Skype’tan her gün görüşmezsek işim rast gitmez; genç arkadaşım Bülent (Küçükaslan) yine bir Zaytung haberi yollamış: “Şebinkarahisarlı tavla şampiyonu şaşkın: ‘Kahvede karşılıklı tavla oynuyorduk. Son zarı attım, düşeş geldi, mars ettim. Akabinde telefon çaldı, arayan Başbakanımızdı. Beni kutladı, başarılarımın devamını diledi. İnanamadım’”. Doğrusu, önce anlayamadım. Feyhan bir ara mırıldanıyordu da, öyle anladım: “Cüneyt Özdemir ertesi günün köşe yazısını saat 12’de yollamış Radikal’e, birkaç saat sonra Başbakan’ın fena halde azarlayan telefonu gelmiş gazeteye”.

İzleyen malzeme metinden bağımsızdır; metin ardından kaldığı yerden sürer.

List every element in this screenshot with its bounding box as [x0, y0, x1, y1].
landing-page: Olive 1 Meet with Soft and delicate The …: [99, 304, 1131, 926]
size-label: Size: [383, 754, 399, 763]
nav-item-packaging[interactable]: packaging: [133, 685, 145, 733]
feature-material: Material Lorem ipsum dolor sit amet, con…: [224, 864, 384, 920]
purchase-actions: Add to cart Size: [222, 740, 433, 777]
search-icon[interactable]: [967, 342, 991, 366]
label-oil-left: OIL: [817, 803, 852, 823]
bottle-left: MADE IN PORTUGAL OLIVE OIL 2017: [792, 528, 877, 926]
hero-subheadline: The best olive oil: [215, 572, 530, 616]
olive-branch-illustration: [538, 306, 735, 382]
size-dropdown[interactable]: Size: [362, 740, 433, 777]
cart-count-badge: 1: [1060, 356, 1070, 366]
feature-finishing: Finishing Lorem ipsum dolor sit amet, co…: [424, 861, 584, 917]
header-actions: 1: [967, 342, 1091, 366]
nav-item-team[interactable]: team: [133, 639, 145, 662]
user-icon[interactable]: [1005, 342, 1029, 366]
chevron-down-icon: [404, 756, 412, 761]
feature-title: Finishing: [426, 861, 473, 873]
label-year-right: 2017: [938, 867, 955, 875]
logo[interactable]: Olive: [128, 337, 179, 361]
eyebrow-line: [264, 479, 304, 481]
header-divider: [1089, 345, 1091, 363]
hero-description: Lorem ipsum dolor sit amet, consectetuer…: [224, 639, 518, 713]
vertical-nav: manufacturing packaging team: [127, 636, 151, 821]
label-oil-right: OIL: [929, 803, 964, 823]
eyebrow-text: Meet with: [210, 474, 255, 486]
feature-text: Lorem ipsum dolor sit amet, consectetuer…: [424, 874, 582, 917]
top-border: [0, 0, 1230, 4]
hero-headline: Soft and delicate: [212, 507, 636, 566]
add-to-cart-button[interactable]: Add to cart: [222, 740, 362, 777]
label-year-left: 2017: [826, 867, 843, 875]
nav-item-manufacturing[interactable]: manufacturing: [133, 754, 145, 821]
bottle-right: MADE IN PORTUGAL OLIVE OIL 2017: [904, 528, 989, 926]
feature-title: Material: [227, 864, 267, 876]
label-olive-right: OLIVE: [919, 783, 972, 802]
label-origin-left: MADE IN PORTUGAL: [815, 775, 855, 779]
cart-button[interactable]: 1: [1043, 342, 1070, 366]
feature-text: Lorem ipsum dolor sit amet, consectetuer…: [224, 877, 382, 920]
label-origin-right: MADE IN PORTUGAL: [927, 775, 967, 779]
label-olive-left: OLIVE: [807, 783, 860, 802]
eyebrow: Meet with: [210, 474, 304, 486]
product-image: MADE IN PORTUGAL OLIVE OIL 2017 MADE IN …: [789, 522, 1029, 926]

Hadiseye sebep olan olay malûm. Eşinin, kızının ve dışişleri bakanının Myanmar’a gitmesini eleştiren gazeteciler hakkında başbakan şunları demiş: “Ben buradan o medya patronuna yazıklar olsun diyorum; bu adamları köşe yazarı olarak nasıl tutuyorsunuz?” (Taraf, 13.08.2012). Tabii, satır arası okuyabilenler için asıl şu var: ‘Böyle medya patronunu ben Aydın Doğan’dan beter ederim!’
Bir vücut bunu kaldırmaz
Evvelâ bir parantez açayım, ama esas metinden önemli. Başbakanımız R. T. Erdoğan çok korkarım ipin ucunu fena kaçırdı. Biz böylesini, demokrasinin emeklediği dönemde Menderes merhumdan bile görmedik. Bir başbakanın ota kuşa her an bağırması ve hakaret etmesi, önüne geleni çocuk gibi azarlaması ve bunu marifetmiş gibi bir de ilan etmesi, “atın bunları işten” diye patronlara telefonla emirler vermesi, biz bunlara şimdiye kadar hiç tanık olmadık 12 Eylül rezilliği dışında. Çevresinden bir tek Vicdanlı Müslümanlar kendisini uyarıyor, onları da “Kürt ajansından mı duydun!” diye tersliyor. Bu insan böyle değildi. Biz böyle tanımadık. Böyle tanımadığımız için destekledik. Onun için söylüyorum: Başbakanımız ağır bunalımda. Sinirleri boşalmış vaziyette. Yakın çevresinin tek bildiği şey alkış olduğu için, burada bizim vatandaşlık görevimiz kendisini kendisine ihbar etmek. Gerisini kendisi bilecektir. Sinirlerini bir biçimde dinlendirip, iyileştikten sonra işine tekrar dönmesi ve tercihen, göreve 2004 sonundan başlaması iyi olacaktır. Kendisinin ve 73 milyonun akıl ve vücut sağlığı açısından. Yoksa inşa ettiklerini bir bir deviriyor, devirecek. Bu parantezi kapatıp devam ediyorum.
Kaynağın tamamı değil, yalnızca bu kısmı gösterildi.